Robin Cook
2007
Pam Macmillan
pp. 476
Another in the Laurie Montgomery- Jack Stapleton series, Critical is a medical fiction about the tie up of medicine with the corporate world. With a bit of personal twist, Jack has to undergo surgery himself in a hospital that has a recent history of dealing with a spate of uncontrolled fatal infections. True to her nature, Laurie embarks on a quest to find out the root cause of the infection, in turn saving her husband’s life, and helping the police nab some gangsters. In this, Cook’s books remind you of stereotypical movies- good guys win, bad guys lose, at least temporarily. The drama to be captured is in the way it all unfolds, the way people think and the medical nitty gritties. Of course, I feel incompetent in understanding half of the medical language. In this, the lines of fact and fiction are blurred for me in every book by him.

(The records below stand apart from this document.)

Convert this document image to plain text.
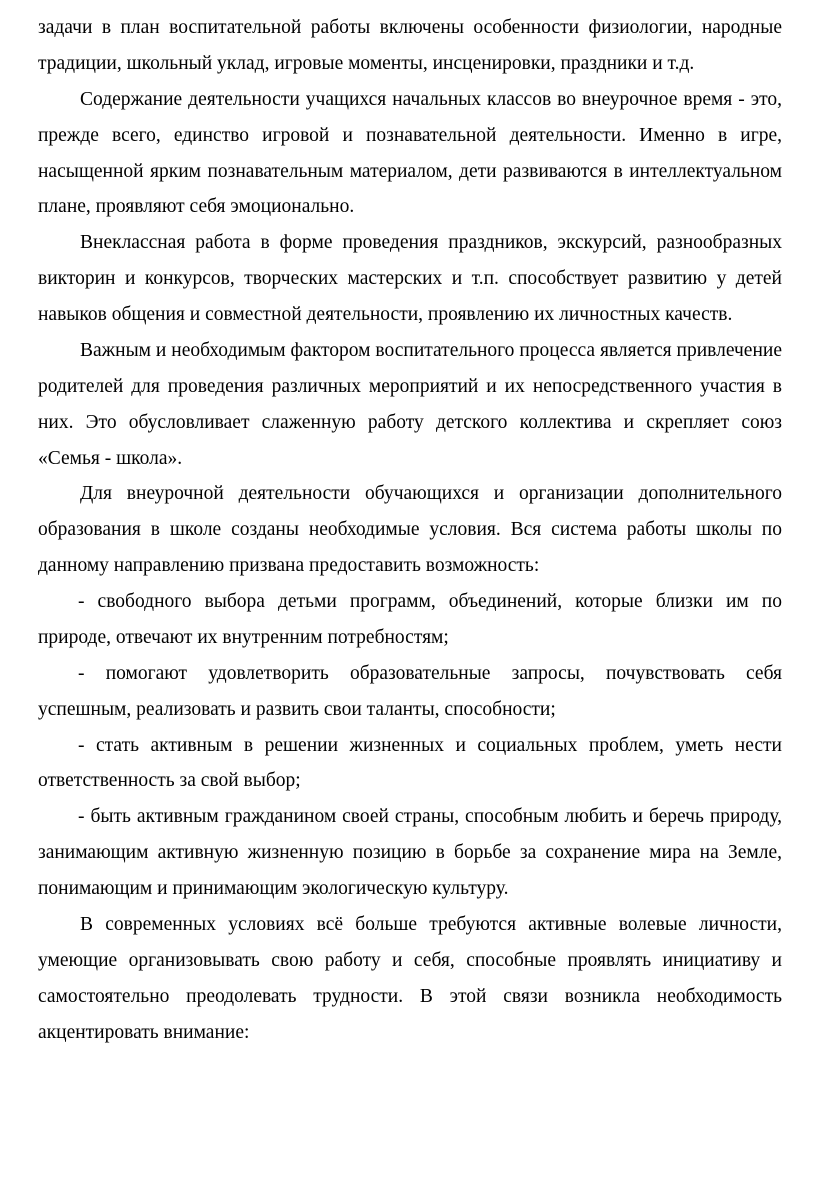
задачи в план воспитательной работы включены особенности физиологии, народные традиции, школьный уклад, игровые моменты, инсценировки, праздники и т.д.

Содержание деятельности учащихся начальных классов во внеурочное время - это, прежде всего, единство игровой и познавательной деятельности. Именно в игре, насыщенной ярким познавательным материалом, дети развиваются в интеллектуальном плане, проявляют себя эмоционально.

Внеклассная работа в форме проведения праздников, экскурсий, разнообразных викторин и конкурсов, творческих мастерских и т.п. способствует развитию у детей навыков общения и совместной деятельности, проявлению их личностных качеств.

Важным и необходимым фактором воспитательного процесса является привлечение родителей для проведения различных мероприятий и их непосредственного участия в них. Это обусловливает слаженную работу детского коллектива и скрепляет союз «Семья - школа».

Для внеурочной деятельности обучающихся и организации дополнительного образования в школе созданы необходимые условия. Вся система работы школы по данному направлению призвана предоставить возможность:

- свободного выбора детьми программ, объединений, которые близки им по природе, отвечают их внутренним потребностям;

- помогают удовлетворить образовательные запросы, почувствовать себя успешным, реализовать и развить свои таланты, способности;

- стать активным в решении жизненных и социальных проблем, уметь нести ответственность за свой выбор;

- быть активным гражданином своей страны, способным любить и беречь природу, занимающим активную жизненную позицию в борьбе за сохранение мира на Земле, понимающим и принимающим экологическую культуру.

В современных условиях всё больше требуются активные волевые личности, умеющие организовывать свою работу и себя, способные проявлять инициативу и самостоятельно преодолевать трудности. В этой связи возникла необходимость акцентировать внимание:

It is a lengthy read and it took me a while to finish it. I had a nagging feeling I had read it earlier but I couldn’t remember the story so I kept on with it in the hope that I would remember it and give it up. The feeling continued till the end. On top of that, it is a bit disappointing to blame all the problems and troubles on the corporate world. So the simple solution is to disassociate medical professionals from the corporate world. There is no attempt to understand that it is people who make a place ethical or unethical. I wish that would some day find acknowledgement.